In November, we proudly host the DC premiere of Life and Death with Washington Improv Theater. The show stages a fully improvised funeral based on the final wishes of a member of the audience. Life and Death with Washington Improv Theater uses comedy and drama to explore the human experience of death and our desire to see how others will remember us after we shuffle off this mortal coil.

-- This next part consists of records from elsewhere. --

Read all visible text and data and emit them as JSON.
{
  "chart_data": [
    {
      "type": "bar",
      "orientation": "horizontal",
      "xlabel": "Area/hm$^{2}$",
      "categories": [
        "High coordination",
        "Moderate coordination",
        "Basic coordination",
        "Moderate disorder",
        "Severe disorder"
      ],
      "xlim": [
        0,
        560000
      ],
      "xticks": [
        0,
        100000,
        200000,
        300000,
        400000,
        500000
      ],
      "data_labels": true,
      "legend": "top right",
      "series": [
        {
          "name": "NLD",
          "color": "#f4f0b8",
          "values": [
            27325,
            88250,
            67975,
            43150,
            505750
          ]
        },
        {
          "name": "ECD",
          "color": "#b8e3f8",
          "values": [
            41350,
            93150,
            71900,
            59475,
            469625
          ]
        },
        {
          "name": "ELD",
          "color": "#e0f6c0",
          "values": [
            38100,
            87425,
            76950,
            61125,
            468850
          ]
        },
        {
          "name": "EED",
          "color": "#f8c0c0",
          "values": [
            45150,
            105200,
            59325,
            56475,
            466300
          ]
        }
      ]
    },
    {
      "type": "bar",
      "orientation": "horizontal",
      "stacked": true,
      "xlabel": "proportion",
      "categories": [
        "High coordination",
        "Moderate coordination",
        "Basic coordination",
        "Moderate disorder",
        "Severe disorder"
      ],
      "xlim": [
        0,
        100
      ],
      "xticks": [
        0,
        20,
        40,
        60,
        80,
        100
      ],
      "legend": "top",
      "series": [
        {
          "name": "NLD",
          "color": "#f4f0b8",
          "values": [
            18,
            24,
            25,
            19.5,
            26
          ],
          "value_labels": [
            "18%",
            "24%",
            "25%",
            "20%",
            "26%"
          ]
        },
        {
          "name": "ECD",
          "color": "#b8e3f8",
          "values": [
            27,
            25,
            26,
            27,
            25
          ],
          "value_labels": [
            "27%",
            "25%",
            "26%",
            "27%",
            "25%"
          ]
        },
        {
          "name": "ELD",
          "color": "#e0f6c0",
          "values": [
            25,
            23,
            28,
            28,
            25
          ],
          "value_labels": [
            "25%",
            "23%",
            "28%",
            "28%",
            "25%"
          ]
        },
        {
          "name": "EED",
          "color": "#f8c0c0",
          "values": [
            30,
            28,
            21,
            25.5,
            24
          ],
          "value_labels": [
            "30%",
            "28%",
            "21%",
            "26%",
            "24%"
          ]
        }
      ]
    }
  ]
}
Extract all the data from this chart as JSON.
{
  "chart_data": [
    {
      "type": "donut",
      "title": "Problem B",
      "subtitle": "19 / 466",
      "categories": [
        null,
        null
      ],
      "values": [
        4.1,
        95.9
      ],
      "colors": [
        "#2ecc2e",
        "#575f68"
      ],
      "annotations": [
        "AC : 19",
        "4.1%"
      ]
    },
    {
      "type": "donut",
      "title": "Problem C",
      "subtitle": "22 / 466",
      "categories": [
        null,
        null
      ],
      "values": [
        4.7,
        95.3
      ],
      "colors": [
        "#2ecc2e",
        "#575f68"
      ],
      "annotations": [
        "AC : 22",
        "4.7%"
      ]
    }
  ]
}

"Plays as funny and moving, as wonderful and weird as The Realistic Joneses, by Will Eno, do not appear often on Broadway. Or ever, really."
The New York Times
2020 begins with the Washington premiere of The Realistic Joneses, by critically acclaimed playwright Will Eno, directed by Gillian Drake, Spooky Action Theater’s New Works in Action Program Director. In this "humane, literate and slyly hilarious" play (New York Times), two couples find they share a lot more than their last names. Ever stumbling towards meaningful relationships, humor caps their encounter with an unsettling truth that lies just below the surface
"I have wanted for a long time to write a play about mortality and how we grapple with that. What I hope is that through these four characters, who have very different responses to the big, big things in life, people will find something recognizable as they go through their days," says Will Eno.
"Maple and Vine is piquantly funny, cleverly executed and darkly playful."
The New York Times
Spooky Action's 2019-2020 season concludes in the Spring with Maple and Vine by Jordan Harrison, directed by Stevie Zimmerman. Big City dwellers Katha and Ryu have become disenchanted with their 21st-century lives. The harder they try to figure out what happiness looks like, the more elusive it becomes. Then they meet Dean, from a idealistic community that exists in a permanent state of 1955. They forsake cell phones and sushi for cigarettes and Chicken a la King, taking on new identities that challenge who they thought they were and who they might become. How far will they go -- how far would you go to alter your life in the pursuit of happiness? Speaking about his fictional Society for Dynamic Obsolescence, Harrison says, “The notion that less freedom could make you happy is a morally problematic idea... I’m hoping that the audience thinks, ‘I would never do something like that... Or would I?"